A good opportunity for this was supposed to be the 1st Convention of Poles from Abroad. It took place on 14th-21st July 1929 in Warszawa. The Organisation Committee did not agree, however, that a delegation of Poles from the USSR should participate in it. The Soviet authorities responded by provoking a real anti-Polish campaign in the press. The Soviet Union organised then „spontaneous” protests, demonstrations, and riots. During the Convention the Soviet mass media presented it as a complete failure and protested against any resolutions of that Convention. The communist authorities in Moscow organised in August their own convention and invited a workers' delegation from Poland.

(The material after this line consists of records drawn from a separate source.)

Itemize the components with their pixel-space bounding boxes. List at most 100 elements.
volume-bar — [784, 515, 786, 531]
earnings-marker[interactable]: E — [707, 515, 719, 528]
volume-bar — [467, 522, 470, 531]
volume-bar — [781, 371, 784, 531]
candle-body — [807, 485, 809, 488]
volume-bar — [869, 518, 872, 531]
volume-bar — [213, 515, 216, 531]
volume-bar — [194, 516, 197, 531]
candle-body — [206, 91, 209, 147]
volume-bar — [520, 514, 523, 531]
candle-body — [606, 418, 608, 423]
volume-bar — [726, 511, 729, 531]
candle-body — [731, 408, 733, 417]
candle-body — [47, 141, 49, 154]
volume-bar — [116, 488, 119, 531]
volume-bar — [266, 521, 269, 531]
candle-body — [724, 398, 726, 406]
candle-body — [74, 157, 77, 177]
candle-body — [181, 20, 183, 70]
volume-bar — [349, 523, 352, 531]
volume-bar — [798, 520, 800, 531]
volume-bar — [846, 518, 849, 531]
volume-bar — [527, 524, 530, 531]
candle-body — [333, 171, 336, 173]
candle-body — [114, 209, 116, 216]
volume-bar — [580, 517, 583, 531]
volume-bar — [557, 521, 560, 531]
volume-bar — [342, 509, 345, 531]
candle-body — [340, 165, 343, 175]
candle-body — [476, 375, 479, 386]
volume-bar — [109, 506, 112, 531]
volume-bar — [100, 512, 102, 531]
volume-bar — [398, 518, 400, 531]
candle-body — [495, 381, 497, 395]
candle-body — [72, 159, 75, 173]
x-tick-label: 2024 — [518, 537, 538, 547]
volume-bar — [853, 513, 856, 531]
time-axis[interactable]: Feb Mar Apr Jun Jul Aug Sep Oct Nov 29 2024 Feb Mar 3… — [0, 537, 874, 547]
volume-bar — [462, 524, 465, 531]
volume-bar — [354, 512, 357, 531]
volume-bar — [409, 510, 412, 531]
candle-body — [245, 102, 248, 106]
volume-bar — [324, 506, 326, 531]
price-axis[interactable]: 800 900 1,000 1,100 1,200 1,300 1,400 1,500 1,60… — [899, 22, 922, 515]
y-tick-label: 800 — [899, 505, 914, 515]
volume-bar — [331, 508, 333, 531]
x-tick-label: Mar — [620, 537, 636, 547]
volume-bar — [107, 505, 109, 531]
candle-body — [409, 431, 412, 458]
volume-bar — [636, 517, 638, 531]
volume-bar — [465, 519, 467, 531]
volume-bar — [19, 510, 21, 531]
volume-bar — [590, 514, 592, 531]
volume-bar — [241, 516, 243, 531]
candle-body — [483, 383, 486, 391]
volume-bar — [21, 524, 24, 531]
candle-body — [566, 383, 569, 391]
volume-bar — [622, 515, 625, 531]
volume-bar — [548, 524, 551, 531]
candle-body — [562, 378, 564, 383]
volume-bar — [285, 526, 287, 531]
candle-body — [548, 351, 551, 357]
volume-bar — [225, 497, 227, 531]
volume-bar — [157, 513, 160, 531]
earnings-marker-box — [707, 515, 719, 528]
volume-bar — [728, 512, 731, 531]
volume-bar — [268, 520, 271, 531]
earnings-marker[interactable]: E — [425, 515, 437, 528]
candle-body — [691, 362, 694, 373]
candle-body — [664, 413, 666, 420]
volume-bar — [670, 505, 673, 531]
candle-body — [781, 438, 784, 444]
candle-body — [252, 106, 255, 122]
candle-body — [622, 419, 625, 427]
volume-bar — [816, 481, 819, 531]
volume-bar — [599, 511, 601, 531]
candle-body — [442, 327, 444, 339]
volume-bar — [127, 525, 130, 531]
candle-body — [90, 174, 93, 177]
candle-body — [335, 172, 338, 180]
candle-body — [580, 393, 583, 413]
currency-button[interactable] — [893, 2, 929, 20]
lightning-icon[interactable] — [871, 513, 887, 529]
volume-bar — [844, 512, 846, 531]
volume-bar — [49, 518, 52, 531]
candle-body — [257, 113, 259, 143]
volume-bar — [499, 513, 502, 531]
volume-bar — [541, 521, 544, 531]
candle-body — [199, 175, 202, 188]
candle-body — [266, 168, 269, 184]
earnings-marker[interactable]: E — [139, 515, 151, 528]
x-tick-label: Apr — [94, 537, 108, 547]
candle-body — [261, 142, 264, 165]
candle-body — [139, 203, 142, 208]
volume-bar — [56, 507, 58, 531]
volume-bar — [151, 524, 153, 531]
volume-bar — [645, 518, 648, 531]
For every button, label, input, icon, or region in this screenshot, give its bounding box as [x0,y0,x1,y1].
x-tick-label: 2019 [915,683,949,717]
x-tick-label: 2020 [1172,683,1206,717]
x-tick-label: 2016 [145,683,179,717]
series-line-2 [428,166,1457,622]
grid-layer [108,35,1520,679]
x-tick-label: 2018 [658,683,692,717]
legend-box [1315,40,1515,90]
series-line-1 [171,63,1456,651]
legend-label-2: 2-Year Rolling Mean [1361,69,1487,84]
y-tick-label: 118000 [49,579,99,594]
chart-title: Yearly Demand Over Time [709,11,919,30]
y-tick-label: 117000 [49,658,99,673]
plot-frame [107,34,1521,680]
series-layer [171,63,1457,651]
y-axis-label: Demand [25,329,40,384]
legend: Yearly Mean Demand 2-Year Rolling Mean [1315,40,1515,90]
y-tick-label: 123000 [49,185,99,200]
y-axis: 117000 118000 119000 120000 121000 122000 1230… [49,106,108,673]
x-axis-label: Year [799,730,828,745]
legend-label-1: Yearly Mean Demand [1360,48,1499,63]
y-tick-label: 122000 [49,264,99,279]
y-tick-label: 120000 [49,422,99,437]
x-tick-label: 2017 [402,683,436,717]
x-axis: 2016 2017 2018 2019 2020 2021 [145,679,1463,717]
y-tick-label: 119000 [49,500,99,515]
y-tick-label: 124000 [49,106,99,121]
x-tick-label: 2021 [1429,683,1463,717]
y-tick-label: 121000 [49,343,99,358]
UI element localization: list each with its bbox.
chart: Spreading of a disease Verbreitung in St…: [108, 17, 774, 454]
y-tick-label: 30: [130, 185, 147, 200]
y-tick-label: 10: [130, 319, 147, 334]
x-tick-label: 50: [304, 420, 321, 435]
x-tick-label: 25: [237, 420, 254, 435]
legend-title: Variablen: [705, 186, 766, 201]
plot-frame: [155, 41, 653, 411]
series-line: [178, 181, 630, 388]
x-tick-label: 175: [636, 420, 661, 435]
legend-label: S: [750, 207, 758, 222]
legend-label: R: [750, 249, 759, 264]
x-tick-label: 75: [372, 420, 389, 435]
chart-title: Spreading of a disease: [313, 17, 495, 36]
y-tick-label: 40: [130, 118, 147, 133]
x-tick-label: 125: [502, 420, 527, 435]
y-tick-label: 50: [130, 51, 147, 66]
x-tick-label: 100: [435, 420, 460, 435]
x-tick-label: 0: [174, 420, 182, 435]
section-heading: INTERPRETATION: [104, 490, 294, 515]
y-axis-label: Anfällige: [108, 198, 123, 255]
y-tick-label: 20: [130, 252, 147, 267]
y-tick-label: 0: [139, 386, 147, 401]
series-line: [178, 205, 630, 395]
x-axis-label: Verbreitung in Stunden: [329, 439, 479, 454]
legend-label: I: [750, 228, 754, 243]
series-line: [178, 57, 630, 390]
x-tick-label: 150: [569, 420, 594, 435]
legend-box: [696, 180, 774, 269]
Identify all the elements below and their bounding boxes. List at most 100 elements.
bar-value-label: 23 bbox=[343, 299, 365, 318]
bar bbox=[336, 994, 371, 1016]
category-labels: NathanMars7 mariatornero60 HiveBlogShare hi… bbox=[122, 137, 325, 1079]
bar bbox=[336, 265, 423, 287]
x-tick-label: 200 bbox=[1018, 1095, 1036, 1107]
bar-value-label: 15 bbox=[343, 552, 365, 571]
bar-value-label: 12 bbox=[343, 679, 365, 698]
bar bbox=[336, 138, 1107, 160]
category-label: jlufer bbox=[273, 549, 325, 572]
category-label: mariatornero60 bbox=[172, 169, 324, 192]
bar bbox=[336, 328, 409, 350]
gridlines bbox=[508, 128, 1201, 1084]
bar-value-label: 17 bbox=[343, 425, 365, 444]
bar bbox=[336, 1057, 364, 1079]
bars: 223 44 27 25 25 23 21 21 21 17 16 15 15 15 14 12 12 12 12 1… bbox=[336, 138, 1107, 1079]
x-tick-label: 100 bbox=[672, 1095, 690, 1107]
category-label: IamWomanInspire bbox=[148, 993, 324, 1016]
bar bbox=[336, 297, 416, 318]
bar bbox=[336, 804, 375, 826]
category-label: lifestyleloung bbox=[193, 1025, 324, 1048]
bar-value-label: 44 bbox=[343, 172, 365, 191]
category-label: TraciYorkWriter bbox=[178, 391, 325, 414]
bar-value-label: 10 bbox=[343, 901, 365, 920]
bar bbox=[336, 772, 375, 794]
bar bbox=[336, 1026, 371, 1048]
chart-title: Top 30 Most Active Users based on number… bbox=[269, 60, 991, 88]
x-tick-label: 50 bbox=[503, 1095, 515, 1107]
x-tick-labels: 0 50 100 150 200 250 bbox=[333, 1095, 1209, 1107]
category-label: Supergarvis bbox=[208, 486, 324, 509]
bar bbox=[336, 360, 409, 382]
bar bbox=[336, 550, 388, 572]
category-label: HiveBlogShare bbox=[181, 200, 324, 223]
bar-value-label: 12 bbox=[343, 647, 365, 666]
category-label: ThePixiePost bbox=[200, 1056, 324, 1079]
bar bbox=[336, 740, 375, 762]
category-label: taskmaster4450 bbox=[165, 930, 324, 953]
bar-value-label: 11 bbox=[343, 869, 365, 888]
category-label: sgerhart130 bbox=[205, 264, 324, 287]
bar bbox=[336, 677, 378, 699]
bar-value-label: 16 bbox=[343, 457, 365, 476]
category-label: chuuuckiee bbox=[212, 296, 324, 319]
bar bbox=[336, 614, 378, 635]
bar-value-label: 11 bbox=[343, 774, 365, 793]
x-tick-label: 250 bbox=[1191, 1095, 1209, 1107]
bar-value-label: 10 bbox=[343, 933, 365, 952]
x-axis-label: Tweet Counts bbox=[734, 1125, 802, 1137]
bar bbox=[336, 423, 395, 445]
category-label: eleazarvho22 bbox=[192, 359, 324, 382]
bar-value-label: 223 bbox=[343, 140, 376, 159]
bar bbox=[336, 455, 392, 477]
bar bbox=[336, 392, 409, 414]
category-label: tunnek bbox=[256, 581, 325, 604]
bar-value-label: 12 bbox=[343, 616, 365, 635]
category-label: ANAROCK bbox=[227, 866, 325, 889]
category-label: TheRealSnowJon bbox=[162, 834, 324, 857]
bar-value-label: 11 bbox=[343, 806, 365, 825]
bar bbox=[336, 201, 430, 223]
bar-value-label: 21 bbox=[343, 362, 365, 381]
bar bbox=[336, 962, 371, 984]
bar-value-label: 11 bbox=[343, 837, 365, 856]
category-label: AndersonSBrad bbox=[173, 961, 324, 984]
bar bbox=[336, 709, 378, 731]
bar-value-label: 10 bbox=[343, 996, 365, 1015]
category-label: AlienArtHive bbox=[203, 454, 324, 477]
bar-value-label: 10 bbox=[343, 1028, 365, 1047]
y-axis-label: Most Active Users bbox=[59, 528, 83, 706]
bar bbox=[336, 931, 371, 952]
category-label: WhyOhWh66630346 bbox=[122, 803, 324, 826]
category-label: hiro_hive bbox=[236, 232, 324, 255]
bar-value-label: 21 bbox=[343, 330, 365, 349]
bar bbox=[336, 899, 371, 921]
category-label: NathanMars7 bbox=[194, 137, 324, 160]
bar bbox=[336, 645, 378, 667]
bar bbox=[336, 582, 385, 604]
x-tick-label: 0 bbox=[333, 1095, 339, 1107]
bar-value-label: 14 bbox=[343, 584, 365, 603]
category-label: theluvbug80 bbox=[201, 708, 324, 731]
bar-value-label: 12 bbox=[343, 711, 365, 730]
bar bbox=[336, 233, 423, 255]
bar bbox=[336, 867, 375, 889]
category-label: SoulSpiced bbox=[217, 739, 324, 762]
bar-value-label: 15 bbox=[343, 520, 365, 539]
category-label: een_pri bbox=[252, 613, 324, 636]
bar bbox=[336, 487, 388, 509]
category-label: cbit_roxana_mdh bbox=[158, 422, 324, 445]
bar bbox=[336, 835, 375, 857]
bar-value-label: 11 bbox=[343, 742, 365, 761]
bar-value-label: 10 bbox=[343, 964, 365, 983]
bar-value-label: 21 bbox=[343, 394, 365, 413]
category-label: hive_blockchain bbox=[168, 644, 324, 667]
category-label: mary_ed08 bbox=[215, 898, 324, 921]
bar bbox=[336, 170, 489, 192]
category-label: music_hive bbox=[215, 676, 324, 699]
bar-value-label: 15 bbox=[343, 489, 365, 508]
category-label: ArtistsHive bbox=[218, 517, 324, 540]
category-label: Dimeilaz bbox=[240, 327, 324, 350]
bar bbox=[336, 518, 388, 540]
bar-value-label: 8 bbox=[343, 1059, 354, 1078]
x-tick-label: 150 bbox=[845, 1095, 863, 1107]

Another important endeavour to make the Soviet man come true in the inter-war period in the USSR was to establish the so-called Polish autonomic regions. This unprecedented idea is well known in literature as the Soviet experiment with Polonia. As a result of this, in the territory of the USSR two Polish autonomic regions were established: the Julian Marchlewski autonomic region in the Ukraine and the Feliks Dzierżyński autonomic region in Belarus. In all party and state institutions of the autonomic regions the Polish language was an official language. The national autonomy granted to Poles in the USSR was intended to be an essential factor of destabilisation; it destabilised the home policy of the Second Polish Republic. Despite propagandist efforts, the communists failed to accomplish some important successes in the indoctrination of Poles. The most significant evidence of this was their complete failure in collectivisation in the two Polish national regions. This was also later on one of the reasons why the Polish autonomic regions were abandoned, and the Polish people were subjected to repression. In practice the USSR had never satisfied authentically important needs of the Polish national minority living there.